Another unmeasured but potential benefit of the robot-assisted system, they speculate, is prevention of orthopedic injury, since “long hours donning a heavy lead apron while standing may adversely affect interventional cardiologists, resulting in reduced performance and loss of productivity.” Additionally, they note that “[s]itting at the shielded interventional cockpit without the need for a heavy lead apron minimizes back discomfort, allowing the operator to focus on the procedure without being distracted by the physical strain.”

In an email communication with TCTMD, Dr. Weisz added that the use of robotic-enhanced PCI also has potential benefits for patients.

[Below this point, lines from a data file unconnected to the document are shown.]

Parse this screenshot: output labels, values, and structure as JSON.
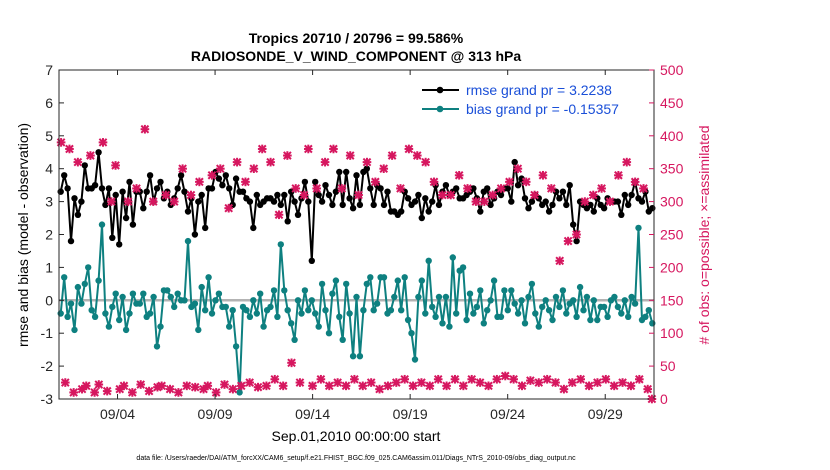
{
  "chart_data": {
    "type": "line",
    "title": "Tropics 20710 / 20796 = 99.586%",
    "subtitle": "RADIOSONDE_V_WIND_COMPONENT @ 313 hPa",
    "xlabel": "Sep.01,2010 00:00:00 start",
    "ylabel": "rmse and bias (model - observation)",
    "y2label": "# of obs: o=possible; ×=assimilated",
    "footer": "data file: /Users/raeder/DAI/ATM_forcXX/CAM6_setup/f.e21.FHIST_BGC.f09_025.CAM6assim.011/Diags_NTrS_2010-09/obs_diag_output.nc",
    "xlim": [
      0,
      30.5
    ],
    "ylim": [
      -3,
      7
    ],
    "y2lim": [
      0,
      500
    ],
    "x_ticks": [
      3,
      8,
      13,
      18,
      23,
      28
    ],
    "x_tick_labels": [
      "09/04",
      "09/09",
      "09/14",
      "09/19",
      "09/24",
      "09/29"
    ],
    "y_ticks": [
      -3,
      -2,
      -1,
      0,
      1,
      2,
      3,
      4,
      5,
      6,
      7
    ],
    "y2_ticks": [
      0,
      50,
      100,
      150,
      200,
      250,
      300,
      350,
      400,
      450,
      500
    ],
    "zero_line": 0,
    "colors": {
      "rmse": "#000000",
      "bias": "#0e8080",
      "obs": "#d6175f",
      "legend_text": "#1a4fd8",
      "zero": "#b3b3b3"
    },
    "series": [
      {
        "name": "rmse grand pr = 3.2238",
        "values": [
          3.3,
          3.8,
          3.4,
          1.8,
          3.1,
          2.6,
          3.0,
          4.1,
          3.4,
          3.4,
          3.5,
          4.5,
          3.4,
          2.9,
          3.4,
          1.9,
          3.2,
          1.7,
          3.3,
          2.5,
          3.6,
          2.3,
          3.3,
          3.3,
          2.8,
          3.3,
          3.8,
          3.0,
          3.4,
          3.6,
          3.1,
          3.3,
          2.9,
          3.1,
          3.4,
          3.8,
          3.3,
          2.7,
          3.1,
          2.0,
          3.0,
          3.2,
          2.2,
          3.4,
          3.4,
          3.9,
          3.7,
          3.5,
          3.8,
          3.4,
          2.9,
          3.7,
          3.3,
          3.3,
          3.1,
          3.0,
          2.2,
          3.2,
          2.9,
          3.0,
          3.1,
          3.1,
          3.0,
          3.2,
          2.9,
          3.2,
          2.4,
          3.3,
          3.0,
          2.6,
          3.1,
          3.6,
          3.0,
          1.2,
          3.6,
          3.2,
          3.0,
          3.5,
          3.2,
          2.9,
          3.3,
          3.9,
          2.9,
          3.9,
          3.1,
          2.8,
          3.8,
          2.9,
          3.9,
          4.0,
          3.4,
          2.9,
          3.5,
          3.4,
          2.9,
          3.3,
          2.7,
          2.7,
          2.6,
          2.7,
          3.3,
          3.1,
          2.9,
          3.0,
          3.2,
          2.5,
          3.1,
          2.7,
          3.0,
          3.5,
          2.9,
          3.3,
          3.5,
          3.2,
          3.3,
          3.4,
          3.1,
          3.1,
          3.2,
          3.3,
          3.4,
          3.1,
          2.7,
          3.3,
          3.4,
          2.9,
          3.1,
          3.3,
          3.2,
          3.4,
          3.4,
          3.0,
          4.2,
          3.5,
          3.7,
          3.1,
          2.8,
          3.0,
          3.2,
          3.1,
          2.9,
          3.0,
          2.7,
          2.9,
          3.3,
          3.1,
          3.3,
          2.9,
          3.5,
          2.3,
          1.8,
          3.0,
          2.9,
          2.8,
          2.9,
          2.7,
          3.1,
          2.9,
          2.8,
          3.1,
          3.0,
          3.0,
          3.0,
          2.6,
          3.2,
          2.9,
          3.2,
          3.6,
          3.1,
          3.0,
          3.3,
          2.7,
          2.8
        ],
        "marker": "dot"
      },
      {
        "name": "bias grand pr = -0.15357",
        "values": [
          -0.4,
          0.7,
          -0.5,
          -0.1,
          -0.9,
          0.4,
          -0.1,
          0.5,
          1.0,
          -0.3,
          -0.5,
          0.6,
          2.3,
          -0.4,
          -0.8,
          -0.2,
          0.2,
          -0.6,
          0.1,
          -0.9,
          -0.4,
          0.2,
          -0.1,
          -0.1,
          0.2,
          -0.5,
          -0.4,
          0.1,
          -1.4,
          -0.8,
          0.3,
          0.3,
          0.1,
          -0.2,
          0.2,
          0.0,
          0.0,
          1.8,
          -0.2,
          -0.1,
          -0.9,
          0.4,
          -0.3,
          0.7,
          -0.4,
          0.0,
          0.2,
          -0.2,
          -0.2,
          -0.8,
          -0.3,
          -1.4,
          -2.8,
          -0.2,
          -0.3,
          -0.5,
          0.0,
          -0.4,
          0.2,
          -0.8,
          -0.3,
          -0.2,
          0.3,
          -0.5,
          1.7,
          0.3,
          -0.3,
          -0.7,
          -1.2,
          0.0,
          -0.4,
          0.3,
          -0.3,
          0.0,
          -0.4,
          -0.8,
          0.5,
          -0.3,
          -1.0,
          0.2,
          0.6,
          -0.5,
          -1.2,
          0.5,
          -0.4,
          -1.7,
          0.1,
          -1.7,
          -0.3,
          0.5,
          0.7,
          -0.3,
          -0.1,
          0.7,
          0.7,
          -0.4,
          -0.3,
          0.1,
          0.6,
          -0.3,
          0.7,
          -0.6,
          -1.0,
          -1.8,
          0.1,
          0.6,
          -0.4,
          1.2,
          -0.2,
          -0.5,
          0.1,
          -0.7,
          0.1,
          -0.8,
          1.3,
          -0.4,
          0.9,
          1.0,
          -0.6,
          0.2,
          -0.4,
          -0.2,
          0.3,
          -0.7,
          -0.3,
          0.0,
          0.6,
          -0.5,
          -0.5,
          0.3,
          -0.3,
          0.3,
          -0.1,
          -0.4,
          0.0,
          -0.7,
          0.1,
          0.5,
          -0.4,
          -0.8,
          -0.2,
          0.0,
          -0.3,
          -0.6,
          0.1,
          -0.2,
          0.3,
          -0.4,
          -0.1,
          0.0,
          -0.5,
          0.4,
          -0.3,
          0.1,
          -0.6,
          0.0,
          -0.6,
          -0.2,
          -0.2,
          -0.5,
          0.0,
          0.1,
          -0.2,
          -0.4,
          0.0,
          -0.5,
          0.1,
          -0.1,
          2.2,
          -0.6,
          -0.5,
          -0.3,
          -0.7
        ],
        "marker": "dot"
      },
      {
        "name": "obs possible",
        "axis": "right",
        "values": [
          390,
          25,
          380,
          10,
          360,
          15,
          20,
          370,
          10,
          22,
          390,
          12,
          300,
          355,
          15,
          20,
          300,
          10,
          320,
          22,
          410,
          12,
          300,
          18,
          20,
          310,
          15,
          300,
          10,
          350,
          20,
          310,
          18,
          330,
          15,
          20,
          340,
          10,
          350,
          22,
          290,
          15,
          360,
          20,
          330,
          25,
          350,
          18,
          380,
          20,
          360,
          30,
          280,
          20,
          370,
          55,
          320,
          25,
          310,
          380,
          20,
          320,
          30,
          360,
          20,
          380,
          25,
          320,
          20,
          370,
          30,
          310,
          20,
          360,
          25,
          330,
          15,
          350,
          20,
          370,
          25,
          320,
          30,
          380,
          20,
          370,
          25,
          360,
          20,
          330,
          30,
          310,
          20,
          310,
          30,
          340,
          20,
          320,
          30,
          300,
          25,
          300,
          20,
          310,
          30,
          320,
          35,
          330,
          30,
          350,
          20,
          330,
          28,
          310,
          25,
          340,
          30,
          320,
          25,
          210,
          15,
          240,
          25,
          250,
          30,
          300,
          20,
          310,
          25,
          320,
          30,
          300,
          20,
          340,
          25,
          360,
          20,
          330,
          30,
          320,
          15,
          0
        ],
        "marker": "star"
      }
    ],
    "legend": [
      {
        "label": "rmse grand pr = 3.2238",
        "series": 0
      },
      {
        "label": "bias grand pr = -0.15357",
        "series": 1
      }
    ],
    "legend_position": "top-right",
    "grid": false
  }
}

“The procedure is more standardized with enhanced stability of the intravascular devices during the procedure,” he said. “The system can be used for precise measurement of the segment needed to be treated, thus optimizing stent length and procedure efficiency.”

Note: Dr. Weisz and several coauthors of the study are faculty members of the Cardiovascular Research Foundation, which owns and operates TCTMD.

 


Source:
Weisz G, Metzger C, Caputo RP, et al. Safety and feasibility of robotic percutaneous coronary intervention: PRECISE (Percutaneous Robotically-Enhanced Coronary Intervention) study. J Am Coll Cardiol. 2013;Epub ahead of print.

 

Disclosures:

  • The study was sponsored by Corindus.
  • Dr. Weisz reports no relevant conflicts of interest.